You may have noticed that the histograms of the Poisson distributions in this section don't look very different from histograms of the binomial distribution when the success probability $p$ is small. Indeed, one way in which the Poisson distribution arises in practice is as an approximation to a binomial distribution that has a large $n$ and a small $p$.

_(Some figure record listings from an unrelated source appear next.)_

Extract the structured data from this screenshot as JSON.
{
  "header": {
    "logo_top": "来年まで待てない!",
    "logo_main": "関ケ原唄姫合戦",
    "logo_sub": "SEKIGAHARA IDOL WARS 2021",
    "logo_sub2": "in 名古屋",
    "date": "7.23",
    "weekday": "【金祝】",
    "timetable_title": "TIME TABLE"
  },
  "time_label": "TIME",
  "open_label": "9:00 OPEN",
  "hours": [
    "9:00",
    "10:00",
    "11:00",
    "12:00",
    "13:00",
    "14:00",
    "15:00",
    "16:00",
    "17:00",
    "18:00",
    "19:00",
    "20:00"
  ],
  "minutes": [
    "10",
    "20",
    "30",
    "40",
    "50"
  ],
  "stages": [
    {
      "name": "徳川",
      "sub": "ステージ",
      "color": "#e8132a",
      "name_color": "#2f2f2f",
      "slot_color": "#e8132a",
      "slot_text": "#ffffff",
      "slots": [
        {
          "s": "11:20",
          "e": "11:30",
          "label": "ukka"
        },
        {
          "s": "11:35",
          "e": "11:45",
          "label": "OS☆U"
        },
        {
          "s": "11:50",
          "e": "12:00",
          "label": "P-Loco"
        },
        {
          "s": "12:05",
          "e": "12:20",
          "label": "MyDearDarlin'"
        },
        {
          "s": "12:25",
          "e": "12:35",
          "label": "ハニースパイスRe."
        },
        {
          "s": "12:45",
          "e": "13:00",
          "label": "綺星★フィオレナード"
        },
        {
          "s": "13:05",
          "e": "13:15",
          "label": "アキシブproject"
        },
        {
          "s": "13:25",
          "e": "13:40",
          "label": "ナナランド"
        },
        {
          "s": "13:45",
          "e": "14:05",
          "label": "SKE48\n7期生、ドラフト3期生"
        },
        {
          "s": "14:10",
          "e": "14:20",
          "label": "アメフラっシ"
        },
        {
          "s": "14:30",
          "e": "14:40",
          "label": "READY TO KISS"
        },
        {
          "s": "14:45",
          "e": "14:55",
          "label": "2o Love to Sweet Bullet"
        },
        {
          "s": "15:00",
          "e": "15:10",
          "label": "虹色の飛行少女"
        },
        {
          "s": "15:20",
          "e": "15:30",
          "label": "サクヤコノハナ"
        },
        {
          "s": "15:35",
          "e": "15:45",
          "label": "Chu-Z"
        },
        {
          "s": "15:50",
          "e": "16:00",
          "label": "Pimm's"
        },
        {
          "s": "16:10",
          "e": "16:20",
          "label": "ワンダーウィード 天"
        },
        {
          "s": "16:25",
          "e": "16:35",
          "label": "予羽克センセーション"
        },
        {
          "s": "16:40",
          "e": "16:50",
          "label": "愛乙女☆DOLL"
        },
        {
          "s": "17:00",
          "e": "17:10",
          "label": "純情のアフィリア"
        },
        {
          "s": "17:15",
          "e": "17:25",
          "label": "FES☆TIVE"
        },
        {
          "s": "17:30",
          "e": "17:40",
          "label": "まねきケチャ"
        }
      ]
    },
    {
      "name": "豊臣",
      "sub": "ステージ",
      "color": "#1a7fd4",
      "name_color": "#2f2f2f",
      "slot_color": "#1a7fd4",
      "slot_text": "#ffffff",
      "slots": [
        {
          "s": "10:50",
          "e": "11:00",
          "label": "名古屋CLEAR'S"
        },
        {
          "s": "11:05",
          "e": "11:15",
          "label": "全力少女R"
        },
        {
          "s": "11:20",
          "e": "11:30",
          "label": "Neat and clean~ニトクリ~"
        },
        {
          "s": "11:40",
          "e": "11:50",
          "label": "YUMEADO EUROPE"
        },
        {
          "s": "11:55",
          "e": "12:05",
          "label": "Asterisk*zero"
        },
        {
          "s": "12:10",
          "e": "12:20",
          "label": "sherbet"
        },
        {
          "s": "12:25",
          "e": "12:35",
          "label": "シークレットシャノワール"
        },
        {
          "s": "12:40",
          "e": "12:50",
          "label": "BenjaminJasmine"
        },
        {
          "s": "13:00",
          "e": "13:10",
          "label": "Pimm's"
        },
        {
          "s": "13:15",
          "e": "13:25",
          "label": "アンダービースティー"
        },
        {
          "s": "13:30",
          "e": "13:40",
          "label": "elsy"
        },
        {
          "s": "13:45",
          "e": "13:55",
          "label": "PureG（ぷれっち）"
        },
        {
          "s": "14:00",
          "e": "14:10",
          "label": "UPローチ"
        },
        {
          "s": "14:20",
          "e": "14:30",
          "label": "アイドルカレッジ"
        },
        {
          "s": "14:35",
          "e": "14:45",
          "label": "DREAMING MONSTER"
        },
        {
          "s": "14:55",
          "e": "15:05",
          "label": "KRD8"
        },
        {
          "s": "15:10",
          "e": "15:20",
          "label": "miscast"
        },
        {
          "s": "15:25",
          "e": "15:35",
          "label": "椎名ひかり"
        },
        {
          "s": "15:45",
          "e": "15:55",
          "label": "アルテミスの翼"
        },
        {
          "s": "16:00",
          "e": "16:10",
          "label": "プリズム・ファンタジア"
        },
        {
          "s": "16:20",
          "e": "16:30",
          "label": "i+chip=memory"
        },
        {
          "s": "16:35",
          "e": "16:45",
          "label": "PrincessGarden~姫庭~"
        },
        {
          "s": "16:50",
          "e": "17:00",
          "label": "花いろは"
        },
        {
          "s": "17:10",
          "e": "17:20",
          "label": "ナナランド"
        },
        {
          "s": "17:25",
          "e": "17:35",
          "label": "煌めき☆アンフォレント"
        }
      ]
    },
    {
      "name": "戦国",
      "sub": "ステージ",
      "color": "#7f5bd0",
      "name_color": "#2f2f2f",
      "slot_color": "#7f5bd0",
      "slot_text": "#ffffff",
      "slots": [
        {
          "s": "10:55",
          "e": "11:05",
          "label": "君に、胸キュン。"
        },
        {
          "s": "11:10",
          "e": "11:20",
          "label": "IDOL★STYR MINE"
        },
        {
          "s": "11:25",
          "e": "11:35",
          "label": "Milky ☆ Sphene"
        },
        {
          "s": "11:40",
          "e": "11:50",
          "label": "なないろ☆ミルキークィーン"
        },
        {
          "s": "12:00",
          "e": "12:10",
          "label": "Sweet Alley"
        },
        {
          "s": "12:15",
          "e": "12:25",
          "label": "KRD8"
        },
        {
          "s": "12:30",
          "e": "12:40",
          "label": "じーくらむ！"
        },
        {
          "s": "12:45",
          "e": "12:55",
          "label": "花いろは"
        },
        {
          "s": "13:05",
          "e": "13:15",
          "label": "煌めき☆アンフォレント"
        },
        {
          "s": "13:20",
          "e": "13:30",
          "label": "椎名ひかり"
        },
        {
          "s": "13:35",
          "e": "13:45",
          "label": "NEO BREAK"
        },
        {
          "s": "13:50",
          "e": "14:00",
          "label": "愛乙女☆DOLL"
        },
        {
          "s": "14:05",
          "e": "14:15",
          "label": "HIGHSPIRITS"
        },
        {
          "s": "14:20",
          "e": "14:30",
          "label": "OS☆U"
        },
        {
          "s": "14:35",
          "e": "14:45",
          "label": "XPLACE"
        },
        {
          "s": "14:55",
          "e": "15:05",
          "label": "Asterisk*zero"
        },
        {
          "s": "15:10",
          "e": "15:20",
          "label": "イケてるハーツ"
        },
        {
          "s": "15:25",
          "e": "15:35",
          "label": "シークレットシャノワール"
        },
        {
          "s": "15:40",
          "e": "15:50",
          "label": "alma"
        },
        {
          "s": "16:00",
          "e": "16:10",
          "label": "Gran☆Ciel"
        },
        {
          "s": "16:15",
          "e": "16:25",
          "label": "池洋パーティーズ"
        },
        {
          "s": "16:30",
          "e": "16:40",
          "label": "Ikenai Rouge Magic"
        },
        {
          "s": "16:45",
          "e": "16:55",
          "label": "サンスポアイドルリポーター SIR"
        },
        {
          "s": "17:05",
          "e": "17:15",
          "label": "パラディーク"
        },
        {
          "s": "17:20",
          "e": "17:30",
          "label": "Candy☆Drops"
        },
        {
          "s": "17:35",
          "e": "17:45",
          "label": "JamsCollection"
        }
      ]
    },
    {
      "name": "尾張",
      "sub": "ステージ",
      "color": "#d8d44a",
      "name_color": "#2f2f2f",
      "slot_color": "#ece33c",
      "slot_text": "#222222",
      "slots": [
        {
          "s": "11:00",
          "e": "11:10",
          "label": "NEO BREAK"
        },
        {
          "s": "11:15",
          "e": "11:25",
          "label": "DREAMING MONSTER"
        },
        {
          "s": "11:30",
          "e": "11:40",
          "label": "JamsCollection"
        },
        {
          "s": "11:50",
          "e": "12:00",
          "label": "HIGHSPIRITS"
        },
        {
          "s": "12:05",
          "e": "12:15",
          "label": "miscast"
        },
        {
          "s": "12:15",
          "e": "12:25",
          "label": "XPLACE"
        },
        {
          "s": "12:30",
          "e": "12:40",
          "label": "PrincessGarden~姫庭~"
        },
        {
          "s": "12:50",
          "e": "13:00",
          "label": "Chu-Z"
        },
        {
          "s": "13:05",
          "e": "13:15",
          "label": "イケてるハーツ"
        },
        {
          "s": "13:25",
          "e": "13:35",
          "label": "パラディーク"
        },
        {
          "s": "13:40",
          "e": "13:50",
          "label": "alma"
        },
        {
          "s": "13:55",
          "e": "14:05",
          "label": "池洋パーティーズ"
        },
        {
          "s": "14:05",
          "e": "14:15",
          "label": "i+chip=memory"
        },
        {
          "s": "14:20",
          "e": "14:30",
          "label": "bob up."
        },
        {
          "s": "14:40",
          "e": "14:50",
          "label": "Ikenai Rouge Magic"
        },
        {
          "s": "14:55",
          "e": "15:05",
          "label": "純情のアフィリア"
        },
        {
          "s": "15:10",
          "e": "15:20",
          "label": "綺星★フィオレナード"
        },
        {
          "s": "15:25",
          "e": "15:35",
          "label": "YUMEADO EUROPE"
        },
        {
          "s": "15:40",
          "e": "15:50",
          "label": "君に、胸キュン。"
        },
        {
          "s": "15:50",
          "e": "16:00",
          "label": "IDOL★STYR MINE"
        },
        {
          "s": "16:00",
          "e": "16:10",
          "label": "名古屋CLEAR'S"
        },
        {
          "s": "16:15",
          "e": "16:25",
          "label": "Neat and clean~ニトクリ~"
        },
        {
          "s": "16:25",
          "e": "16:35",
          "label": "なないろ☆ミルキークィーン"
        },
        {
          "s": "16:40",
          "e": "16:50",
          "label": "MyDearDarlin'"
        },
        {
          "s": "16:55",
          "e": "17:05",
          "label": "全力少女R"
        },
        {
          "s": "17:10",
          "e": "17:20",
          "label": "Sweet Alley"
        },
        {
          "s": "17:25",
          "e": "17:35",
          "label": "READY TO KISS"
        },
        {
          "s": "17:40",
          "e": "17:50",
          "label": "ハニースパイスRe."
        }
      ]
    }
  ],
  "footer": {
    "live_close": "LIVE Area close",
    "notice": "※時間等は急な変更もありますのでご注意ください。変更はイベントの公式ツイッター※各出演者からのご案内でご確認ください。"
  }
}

Let $X$ have the binomial $(n, p)$ distribution where $n$ is large and $p$ is small. Let $\mu = np$. We saw in the previous section that

$$ P(X = 0) ~ = ~ (1-p)^n ~ \approx ~ e^{-\mu} ~ = ~ e^{-\mu} \frac{\mu^0}{0!} $$

which is the Poisson $(\mu)$ probability of 0 successes.

Next,

$$ \begin{align*} P(X = 1) ~ = ~ \binom{n}{1}p(1-p)^{n-1} ~ &= ~ np\frac{(1-p)^n}{1-p} \\ &\approx ~ \mu e^{-\mu} ~ = ~ e^{-\mu} \frac{\mu^1}{1!} \end{align*} $$

which is the Poisson $(\mu)$ probability of 1 success.

By continuing in this way, with some care in the algebra and the limits, it can be shown that each binomial term is approximated by the corresponding Poisson term.

Thus **when $n$ is large and $p$ is small, the binomial $(n, p)$ distribution is well approximated by the Poisson $(\mu)$ distribution where $\mu = np$.**

This is called the *law of small numbers* and is one of the main reasons the Poisson distribution is a good model for counting rare events.

The graph below shows overlaid histograms of the binomial $(100, 1/100)$ and Poisson $(1)$ distributions. Does it look as though you can see only one histogram? That's because the Poisson approximation is excellent!

Suppose you run $n$ independent, identically distributed success/failure trials with chance $1/n$ of success on any given trial. Let $X$ be the number of successes.

Then $X$ has the binomial $(n, 1/n)$ distribution which is well approximated by the Poisson $(1)$ distribution when $n$ is large. If you increase $n$ still further, the distribution of $X$ won't change much. It will still look like the Poisson $(1)$ distribution.